Writing to Elasticsearch from HDFS using Map/Reduce


(Mahla) #1

I'm trying to write some files, which are stored on HDFS, to ElasticSearch by using hadoop map reduce. I have one mapper and no reducers and the files are in JSON format.

When I run my code, 800 reducers starts running and when they reach 84%, the job is failed and I got the error:
Error: org.elasticsearch.hadoop.rest.EsHadoopNoNodesLeftException: Connection error (check network and/or proxy settings)- all nodes failed; tried ...

However, when I use "conf.setNumReduceTasks(0)" in my java code, the mapping does not proceed at all and it stocked at 0% with error:
Error: org.elasticsearch.hadoop.rest.EsHadoopInvalidRequest: Found unrecoverable error [...] returned Internal Server Error(500) - [RemoteTransportException[[...][inet[]][indices:data/write/bulk[s]]]; nested: NullPointerException; ]; Bailing out..

I used the following settings for my JobConf:

                conf.addResource(...);
		conf.setMapperClass(Map.class);
		conf.setMapOutputValueClass(Text.class);
		conf.setMapOutputKeyClass(Text.class);
		conf.setSpeculativeExecution(false);
		conf.setNumMapTasks(1);
		conf.set("es.nodes", ES_NODES);
                conf.set("es.resource.write", "...");
                conf.set("mapred.output.compress", "true");
                //conf.setNumReduceTasks(0);
		
		
		 //es
		 conf.set("es.input.json", "yes");
		 conf.set("es.write.operation", "index");
		 conf.set("es.index.auto.create", "yes");
		 conf.set("es.field.read.validate.presence", "warn");
		 conf.set("es.batch.write.retry.count", "10");
		 conf.setOutputFormat(EsOutputFormat.class);

Can somebody please tell me what other things I should set for my configuration to avoid these errors?

Thanks! :slight_smile:


(Costin Leau) #2

The RemoteTransportException followed by the NPE is conspicuous - looks like a bug inside ES itself; can you please provide more information about that message/log and the version of ES used.

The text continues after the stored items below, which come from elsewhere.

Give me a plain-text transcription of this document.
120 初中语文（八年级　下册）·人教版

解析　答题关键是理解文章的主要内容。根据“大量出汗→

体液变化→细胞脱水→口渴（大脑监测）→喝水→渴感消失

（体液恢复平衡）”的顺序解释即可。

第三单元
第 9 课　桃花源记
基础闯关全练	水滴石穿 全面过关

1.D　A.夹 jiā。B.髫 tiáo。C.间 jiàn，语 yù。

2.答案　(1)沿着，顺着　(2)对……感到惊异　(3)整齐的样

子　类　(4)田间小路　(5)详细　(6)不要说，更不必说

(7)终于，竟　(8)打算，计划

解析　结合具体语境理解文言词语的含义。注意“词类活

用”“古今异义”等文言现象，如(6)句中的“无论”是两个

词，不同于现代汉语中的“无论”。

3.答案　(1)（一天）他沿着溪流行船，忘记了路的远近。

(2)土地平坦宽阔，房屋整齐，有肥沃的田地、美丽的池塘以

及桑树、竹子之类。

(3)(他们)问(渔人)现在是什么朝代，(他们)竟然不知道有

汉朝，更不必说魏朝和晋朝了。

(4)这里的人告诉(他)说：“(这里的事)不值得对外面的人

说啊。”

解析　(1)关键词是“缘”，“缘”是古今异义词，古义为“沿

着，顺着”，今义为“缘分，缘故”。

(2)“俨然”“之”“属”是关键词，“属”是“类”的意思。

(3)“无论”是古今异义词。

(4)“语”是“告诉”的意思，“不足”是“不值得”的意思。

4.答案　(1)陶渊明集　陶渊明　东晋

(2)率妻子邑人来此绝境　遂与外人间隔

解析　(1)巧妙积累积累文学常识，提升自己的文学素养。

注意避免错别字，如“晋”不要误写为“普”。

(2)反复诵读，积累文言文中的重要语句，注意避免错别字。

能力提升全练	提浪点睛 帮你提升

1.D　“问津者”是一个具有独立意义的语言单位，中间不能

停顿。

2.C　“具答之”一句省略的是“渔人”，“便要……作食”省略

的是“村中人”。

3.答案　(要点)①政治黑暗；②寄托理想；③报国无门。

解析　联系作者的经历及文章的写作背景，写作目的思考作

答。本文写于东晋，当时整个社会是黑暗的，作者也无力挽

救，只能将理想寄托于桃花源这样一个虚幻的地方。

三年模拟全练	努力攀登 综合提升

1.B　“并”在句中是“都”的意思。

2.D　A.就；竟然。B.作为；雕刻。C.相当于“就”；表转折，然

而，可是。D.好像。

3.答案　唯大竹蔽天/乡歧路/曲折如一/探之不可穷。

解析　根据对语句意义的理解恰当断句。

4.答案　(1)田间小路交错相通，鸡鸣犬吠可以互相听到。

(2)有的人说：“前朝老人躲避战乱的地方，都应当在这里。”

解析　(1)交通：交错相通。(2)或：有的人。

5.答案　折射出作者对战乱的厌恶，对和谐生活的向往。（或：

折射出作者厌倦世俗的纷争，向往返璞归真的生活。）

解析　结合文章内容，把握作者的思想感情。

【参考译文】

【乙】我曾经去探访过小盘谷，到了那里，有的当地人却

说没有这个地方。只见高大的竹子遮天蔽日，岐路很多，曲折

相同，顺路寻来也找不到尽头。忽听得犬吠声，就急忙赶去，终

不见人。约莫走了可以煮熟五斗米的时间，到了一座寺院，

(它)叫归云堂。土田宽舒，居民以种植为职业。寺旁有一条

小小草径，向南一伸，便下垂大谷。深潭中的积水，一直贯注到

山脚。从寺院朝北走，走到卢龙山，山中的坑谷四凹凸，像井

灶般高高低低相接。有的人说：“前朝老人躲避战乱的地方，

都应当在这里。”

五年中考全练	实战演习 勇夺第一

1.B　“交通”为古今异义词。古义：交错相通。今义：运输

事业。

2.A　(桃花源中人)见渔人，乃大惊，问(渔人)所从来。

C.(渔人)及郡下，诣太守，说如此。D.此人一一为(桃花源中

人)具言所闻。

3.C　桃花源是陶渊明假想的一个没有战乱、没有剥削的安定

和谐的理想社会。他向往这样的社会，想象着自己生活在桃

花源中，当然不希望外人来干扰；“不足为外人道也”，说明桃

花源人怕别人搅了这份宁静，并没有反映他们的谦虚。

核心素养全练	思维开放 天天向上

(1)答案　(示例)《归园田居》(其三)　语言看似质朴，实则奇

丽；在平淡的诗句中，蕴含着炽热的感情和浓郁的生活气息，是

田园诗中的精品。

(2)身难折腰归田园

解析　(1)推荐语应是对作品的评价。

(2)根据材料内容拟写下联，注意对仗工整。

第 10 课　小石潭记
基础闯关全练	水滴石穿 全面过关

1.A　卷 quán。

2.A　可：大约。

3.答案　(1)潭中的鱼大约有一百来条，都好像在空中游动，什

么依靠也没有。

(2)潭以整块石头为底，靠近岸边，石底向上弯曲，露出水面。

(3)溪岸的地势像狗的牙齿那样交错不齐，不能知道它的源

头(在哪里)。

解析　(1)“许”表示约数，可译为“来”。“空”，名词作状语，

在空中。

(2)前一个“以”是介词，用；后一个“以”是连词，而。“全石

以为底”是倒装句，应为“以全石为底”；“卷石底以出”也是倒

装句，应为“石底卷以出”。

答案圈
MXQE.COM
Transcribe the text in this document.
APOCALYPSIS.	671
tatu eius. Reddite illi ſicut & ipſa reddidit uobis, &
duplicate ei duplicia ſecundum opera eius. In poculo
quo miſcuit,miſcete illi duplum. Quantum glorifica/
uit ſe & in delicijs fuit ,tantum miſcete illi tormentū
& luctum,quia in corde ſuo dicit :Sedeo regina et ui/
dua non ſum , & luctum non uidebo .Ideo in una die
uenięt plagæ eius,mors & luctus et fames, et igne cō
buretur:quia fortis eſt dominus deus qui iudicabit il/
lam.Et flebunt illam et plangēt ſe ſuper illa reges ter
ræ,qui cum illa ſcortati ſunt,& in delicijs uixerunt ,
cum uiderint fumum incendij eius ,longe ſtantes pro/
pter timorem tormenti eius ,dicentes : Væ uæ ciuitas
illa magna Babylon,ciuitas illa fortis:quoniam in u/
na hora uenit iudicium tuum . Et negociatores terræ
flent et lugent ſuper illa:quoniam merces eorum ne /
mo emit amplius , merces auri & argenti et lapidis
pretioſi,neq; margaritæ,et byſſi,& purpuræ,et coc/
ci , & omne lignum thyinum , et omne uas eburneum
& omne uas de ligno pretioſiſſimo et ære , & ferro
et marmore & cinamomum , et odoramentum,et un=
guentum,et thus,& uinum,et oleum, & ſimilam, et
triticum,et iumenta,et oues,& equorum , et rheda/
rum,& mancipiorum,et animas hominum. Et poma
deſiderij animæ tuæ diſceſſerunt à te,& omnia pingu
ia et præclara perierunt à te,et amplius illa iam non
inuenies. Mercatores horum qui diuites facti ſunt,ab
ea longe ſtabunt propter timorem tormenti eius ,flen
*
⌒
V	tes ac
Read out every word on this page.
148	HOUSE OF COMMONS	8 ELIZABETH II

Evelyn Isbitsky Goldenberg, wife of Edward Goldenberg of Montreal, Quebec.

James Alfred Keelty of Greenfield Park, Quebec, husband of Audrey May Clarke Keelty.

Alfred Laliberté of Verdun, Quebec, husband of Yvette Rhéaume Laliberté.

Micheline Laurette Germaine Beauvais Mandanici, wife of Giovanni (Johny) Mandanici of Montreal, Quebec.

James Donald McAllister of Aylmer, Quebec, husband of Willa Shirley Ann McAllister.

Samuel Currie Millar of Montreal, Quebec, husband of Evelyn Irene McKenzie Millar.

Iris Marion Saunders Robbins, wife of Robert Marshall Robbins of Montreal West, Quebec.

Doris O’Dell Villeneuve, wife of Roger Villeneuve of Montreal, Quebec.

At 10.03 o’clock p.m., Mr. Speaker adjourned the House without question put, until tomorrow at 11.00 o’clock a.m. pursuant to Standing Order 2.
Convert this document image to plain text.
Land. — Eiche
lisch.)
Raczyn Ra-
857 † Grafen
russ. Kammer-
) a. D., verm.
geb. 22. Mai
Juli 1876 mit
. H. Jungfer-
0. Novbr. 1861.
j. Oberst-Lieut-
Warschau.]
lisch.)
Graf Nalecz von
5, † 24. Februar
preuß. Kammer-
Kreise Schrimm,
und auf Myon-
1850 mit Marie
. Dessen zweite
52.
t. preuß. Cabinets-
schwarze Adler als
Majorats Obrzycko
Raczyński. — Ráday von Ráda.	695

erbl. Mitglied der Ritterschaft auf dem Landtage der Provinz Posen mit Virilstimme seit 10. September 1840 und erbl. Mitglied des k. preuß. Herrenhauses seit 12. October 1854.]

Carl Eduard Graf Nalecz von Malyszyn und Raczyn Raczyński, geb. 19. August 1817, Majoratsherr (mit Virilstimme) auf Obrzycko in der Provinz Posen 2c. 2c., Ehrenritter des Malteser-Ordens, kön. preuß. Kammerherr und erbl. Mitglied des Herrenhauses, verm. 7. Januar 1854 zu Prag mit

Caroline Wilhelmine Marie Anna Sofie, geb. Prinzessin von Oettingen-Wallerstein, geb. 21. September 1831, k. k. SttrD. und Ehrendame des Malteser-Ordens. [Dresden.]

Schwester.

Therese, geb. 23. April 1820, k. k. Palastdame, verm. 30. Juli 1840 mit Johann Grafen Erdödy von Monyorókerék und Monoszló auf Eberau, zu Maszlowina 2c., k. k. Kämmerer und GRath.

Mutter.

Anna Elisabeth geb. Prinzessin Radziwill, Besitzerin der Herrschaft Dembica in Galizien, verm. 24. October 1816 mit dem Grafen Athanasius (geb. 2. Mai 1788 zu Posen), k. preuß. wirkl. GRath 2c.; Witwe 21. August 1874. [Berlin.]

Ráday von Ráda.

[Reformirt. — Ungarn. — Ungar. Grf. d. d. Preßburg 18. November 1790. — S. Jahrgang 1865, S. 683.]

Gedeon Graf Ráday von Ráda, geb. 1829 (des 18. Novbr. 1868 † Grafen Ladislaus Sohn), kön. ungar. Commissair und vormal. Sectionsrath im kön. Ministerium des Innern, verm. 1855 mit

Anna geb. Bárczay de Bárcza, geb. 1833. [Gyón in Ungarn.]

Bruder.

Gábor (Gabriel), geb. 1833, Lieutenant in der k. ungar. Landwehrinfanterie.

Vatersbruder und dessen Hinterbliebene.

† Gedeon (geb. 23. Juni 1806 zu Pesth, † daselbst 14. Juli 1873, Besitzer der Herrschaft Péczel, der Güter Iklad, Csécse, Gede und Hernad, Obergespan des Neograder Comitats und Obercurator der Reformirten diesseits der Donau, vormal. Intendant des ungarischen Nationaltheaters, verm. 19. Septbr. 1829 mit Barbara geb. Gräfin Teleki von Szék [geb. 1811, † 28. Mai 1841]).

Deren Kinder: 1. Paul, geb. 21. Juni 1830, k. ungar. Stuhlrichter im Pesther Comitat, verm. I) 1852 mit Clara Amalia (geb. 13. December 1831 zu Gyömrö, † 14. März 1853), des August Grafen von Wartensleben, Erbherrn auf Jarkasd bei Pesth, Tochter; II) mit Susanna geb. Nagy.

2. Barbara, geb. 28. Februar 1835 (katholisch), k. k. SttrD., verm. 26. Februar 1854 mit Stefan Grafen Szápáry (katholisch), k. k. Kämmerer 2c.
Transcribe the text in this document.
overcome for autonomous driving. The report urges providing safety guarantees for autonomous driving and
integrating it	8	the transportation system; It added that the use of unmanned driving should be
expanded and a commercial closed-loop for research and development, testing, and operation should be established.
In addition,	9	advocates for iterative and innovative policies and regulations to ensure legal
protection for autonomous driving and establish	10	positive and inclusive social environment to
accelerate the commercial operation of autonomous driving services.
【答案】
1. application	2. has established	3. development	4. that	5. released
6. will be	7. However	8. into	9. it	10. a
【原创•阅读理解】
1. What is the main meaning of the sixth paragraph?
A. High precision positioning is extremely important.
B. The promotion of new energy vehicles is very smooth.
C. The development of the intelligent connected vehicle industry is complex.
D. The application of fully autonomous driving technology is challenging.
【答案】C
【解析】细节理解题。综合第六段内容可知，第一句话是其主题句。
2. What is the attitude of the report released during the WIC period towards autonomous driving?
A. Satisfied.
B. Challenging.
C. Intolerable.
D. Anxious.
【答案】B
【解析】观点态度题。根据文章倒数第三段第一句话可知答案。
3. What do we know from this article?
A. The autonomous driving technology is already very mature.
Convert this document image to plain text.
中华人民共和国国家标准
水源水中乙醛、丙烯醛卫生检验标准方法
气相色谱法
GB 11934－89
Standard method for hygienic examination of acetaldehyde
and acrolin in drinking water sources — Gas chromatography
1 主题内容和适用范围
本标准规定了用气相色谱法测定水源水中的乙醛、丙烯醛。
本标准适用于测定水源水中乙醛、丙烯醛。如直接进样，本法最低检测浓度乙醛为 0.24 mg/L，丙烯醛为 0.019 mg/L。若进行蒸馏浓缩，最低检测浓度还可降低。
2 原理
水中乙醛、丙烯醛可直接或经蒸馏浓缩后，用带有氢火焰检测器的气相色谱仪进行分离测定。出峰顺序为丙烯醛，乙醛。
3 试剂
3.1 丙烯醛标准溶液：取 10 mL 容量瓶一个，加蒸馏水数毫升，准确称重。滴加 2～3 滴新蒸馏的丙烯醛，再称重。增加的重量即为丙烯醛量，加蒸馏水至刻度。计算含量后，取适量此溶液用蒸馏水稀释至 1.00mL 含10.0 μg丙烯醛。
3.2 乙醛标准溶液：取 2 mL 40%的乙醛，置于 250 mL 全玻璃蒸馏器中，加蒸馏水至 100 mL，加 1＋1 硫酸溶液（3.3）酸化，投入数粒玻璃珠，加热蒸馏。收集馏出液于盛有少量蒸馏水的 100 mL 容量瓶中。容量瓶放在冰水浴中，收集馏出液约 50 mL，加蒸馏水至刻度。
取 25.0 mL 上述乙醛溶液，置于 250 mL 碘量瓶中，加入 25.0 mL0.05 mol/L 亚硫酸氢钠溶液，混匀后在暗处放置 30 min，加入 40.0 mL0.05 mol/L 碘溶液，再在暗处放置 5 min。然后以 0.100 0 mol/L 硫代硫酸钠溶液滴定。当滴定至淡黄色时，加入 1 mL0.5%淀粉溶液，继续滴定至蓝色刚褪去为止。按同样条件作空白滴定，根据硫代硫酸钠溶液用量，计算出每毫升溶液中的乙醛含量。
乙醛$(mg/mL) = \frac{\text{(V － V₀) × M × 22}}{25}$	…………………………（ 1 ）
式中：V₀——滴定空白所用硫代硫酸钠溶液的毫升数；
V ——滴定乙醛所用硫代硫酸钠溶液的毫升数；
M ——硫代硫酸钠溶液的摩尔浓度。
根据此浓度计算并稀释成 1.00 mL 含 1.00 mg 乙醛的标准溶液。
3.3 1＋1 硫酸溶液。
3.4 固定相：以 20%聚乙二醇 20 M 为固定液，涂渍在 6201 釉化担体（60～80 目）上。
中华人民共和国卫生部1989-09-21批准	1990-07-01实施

As for the initial problem - it is highly likely that you are overloading ES and the job eventually fails as the nodes become unresponsive or because there are too many retries.
You could try to either limit the number of reducers or use something like CombineTextInputFormat to basically combine the inputs/splits in Hadoop and thus reduce the number of mappers (and thus the resulting number of reducers) in your job.


(system) #3